The load detection switch WL82 closes when the car's rated load exceeds 50%, and the load detection switch WL83 closes when the car's rated load exceeds 75. The detection switches WL84 are each set to close when the rated load is reached. On the other hand, this contact 88LD1 opens when the timer 88LDTl for deceleration command is 0.1 second, and the timer 88LDTl for deceleration command opens.
This contact 88LD2 opens when LDT2 is 0.2 seconds, and this contact 88LD3 opens when the deceleration command timer 88LDT3 is 0.3 seconds, and then the deceleration command timer 88L
These contacts 88 and LD4 are set so that they open when DT4 is 0.4 seconds.

By doing this, the low speed operation time is 2 to 3.5
This can be further reduced to seconds than the previous embodiment.

Note that the present invention is not limited to the above-described embodiments, and the present invention is not limited to the above-mentioned embodiments.
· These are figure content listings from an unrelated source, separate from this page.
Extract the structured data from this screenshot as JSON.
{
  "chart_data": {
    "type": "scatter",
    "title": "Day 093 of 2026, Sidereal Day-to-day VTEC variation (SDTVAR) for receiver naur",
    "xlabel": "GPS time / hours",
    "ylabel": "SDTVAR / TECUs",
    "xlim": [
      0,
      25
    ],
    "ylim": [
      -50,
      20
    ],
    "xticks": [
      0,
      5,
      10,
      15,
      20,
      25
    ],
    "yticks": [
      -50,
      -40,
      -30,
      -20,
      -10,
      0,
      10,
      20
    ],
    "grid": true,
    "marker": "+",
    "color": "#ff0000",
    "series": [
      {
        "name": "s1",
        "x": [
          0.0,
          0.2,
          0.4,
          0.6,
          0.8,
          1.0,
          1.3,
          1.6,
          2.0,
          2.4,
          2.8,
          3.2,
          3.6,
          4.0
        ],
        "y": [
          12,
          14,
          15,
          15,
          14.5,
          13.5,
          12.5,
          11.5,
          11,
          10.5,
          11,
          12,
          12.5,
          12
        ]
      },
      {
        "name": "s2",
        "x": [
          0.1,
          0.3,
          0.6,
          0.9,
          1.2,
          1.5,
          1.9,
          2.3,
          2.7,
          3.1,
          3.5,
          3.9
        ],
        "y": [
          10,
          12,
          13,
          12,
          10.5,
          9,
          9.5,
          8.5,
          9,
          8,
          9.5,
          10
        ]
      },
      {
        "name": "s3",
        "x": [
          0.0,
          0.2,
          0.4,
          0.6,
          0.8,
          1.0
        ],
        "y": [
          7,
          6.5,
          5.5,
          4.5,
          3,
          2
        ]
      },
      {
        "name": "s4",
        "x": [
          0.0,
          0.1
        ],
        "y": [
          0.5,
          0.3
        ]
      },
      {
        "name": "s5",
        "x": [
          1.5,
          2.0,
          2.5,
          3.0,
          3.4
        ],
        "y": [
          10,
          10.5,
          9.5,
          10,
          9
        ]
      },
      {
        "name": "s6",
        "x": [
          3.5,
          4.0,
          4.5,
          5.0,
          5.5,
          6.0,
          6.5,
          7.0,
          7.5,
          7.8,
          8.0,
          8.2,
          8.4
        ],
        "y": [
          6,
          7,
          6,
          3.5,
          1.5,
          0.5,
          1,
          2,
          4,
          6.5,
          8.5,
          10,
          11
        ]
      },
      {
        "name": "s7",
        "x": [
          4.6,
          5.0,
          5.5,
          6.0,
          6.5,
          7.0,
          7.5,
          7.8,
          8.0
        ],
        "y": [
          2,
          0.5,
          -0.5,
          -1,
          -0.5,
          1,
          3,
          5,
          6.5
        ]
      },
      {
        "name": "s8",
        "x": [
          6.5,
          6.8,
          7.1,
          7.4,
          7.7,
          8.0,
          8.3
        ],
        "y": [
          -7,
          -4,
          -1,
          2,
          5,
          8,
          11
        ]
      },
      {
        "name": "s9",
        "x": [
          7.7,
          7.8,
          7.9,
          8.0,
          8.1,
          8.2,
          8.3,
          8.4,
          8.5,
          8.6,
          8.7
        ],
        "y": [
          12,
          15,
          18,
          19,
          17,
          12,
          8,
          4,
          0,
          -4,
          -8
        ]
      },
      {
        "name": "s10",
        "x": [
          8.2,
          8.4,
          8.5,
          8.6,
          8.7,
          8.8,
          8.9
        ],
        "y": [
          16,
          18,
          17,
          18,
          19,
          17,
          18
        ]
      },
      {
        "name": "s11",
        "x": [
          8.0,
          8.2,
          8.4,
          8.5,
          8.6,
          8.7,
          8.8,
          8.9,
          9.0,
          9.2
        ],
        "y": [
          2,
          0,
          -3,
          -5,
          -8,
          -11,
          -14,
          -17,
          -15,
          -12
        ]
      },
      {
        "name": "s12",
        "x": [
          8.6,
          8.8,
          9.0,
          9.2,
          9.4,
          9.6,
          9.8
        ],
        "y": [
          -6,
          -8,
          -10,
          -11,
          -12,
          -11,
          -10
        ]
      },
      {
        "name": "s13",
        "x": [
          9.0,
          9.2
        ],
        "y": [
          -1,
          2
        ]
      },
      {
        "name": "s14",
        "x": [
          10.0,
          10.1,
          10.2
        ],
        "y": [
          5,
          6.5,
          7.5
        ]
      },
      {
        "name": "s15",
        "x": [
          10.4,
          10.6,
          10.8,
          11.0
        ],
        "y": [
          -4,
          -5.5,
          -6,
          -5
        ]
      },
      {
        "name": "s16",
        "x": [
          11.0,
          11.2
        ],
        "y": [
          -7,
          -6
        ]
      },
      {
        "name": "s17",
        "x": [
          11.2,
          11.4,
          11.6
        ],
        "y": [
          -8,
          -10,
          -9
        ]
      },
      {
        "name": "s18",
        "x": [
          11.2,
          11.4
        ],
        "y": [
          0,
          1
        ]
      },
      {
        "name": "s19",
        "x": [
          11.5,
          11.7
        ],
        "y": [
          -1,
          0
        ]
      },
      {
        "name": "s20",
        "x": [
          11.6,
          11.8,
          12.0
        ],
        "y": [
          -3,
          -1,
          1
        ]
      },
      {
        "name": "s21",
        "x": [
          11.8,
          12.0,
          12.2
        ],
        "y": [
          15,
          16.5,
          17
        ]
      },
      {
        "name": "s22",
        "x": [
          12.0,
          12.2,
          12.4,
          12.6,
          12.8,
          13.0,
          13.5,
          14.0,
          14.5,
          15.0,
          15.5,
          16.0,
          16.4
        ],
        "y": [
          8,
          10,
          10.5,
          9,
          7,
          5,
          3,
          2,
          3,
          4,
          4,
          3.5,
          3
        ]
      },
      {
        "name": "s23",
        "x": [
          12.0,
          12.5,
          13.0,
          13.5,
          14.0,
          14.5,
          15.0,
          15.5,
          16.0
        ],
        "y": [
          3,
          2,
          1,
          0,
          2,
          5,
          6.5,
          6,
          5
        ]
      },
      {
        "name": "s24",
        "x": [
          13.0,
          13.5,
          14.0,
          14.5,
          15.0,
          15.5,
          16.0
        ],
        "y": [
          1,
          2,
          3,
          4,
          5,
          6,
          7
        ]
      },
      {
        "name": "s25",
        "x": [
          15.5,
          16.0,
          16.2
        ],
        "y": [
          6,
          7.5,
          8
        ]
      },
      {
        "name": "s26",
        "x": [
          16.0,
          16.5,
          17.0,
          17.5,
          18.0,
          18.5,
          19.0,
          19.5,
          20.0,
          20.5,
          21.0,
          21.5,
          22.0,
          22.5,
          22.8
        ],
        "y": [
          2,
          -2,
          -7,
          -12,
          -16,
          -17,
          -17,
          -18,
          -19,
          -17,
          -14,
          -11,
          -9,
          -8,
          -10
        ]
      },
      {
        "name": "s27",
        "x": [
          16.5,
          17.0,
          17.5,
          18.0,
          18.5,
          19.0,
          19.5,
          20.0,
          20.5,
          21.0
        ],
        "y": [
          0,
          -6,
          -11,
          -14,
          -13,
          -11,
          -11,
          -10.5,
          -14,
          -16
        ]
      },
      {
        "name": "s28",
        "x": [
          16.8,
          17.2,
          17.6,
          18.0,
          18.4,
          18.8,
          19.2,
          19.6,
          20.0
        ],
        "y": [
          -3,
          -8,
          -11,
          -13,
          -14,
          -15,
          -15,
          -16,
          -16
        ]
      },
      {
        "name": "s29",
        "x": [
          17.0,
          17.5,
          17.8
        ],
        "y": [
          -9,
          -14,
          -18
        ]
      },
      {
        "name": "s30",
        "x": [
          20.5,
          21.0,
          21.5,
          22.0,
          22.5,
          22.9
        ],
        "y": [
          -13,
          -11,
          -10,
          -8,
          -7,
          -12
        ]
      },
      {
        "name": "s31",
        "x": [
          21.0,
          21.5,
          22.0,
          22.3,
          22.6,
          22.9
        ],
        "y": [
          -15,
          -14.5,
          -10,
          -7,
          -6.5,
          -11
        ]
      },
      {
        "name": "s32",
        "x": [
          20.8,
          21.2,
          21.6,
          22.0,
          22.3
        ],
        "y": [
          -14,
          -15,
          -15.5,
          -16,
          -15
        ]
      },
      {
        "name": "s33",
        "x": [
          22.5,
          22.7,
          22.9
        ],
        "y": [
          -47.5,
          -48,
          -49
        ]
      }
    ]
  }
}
It may be configured such that the hydraulic elevator is continuously detected, and based on the detected output value, a computing unit calculates the time or amount for switching from high-speed operation to concave-speed operation, and thereby controls the hydraulic elevator.

〔Effect of the invention〕

According to the present invention described above, it is possible to compensate for changes in low-speed operation time due to changes in deceleration distance caused by changes in car load, thereby reducing the operation time, and eliminating the need for a pressure detection switch in a hydraulic elevator. A control device can be provided.

[Brief explanation of the drawing]

Figure 1 is a diagram showing the control system of a general hydraulic elevator.
FIG. 2 is a diagram showing an example of a conventional control device for the lift and rising landing solenoids shown in FIG. 1, FIG. 3 is a circuit diagram showing an embodiment of the hydraulic elevator control device of the present invention, and FIG. FIG. 3 is a circuit diagram showing another embodiment of the hydraulic engine 15-repeater control device of the invention. 2...-rise solenoid, 8...rise landing solenoid V, xo...bypass valve, UX, ULX...control relay SLD...deceleration command relay, X8LD・
...Deceleration command auxiliary relay, 88LDT. 88LDT1 to I'18LDT4...Timer for deceleration command, 8SLD...Deceleration command auxiliary relay, WL8LW
L81-WL84...Load detection switch. Applicant's attorney Takehiko Dosu - 16+

Claims (1)

[Claims] The car can be raised and lowered by the operation of a hydraulic cylinder,
In a hydraulic elevator capable of switching the hydraulic pressure in the hydraulic cylinder from high speed to low speed by controlling a control solenoid when the car is raised, a load detecting means for detecting a loaded vehicle in the corner, and an output of the load detecting means. A hydraulic elevator control device comprising: means for switching the operating timing of the solenoid according to the change in deceleration distance to compensate for changes in deceleration distance.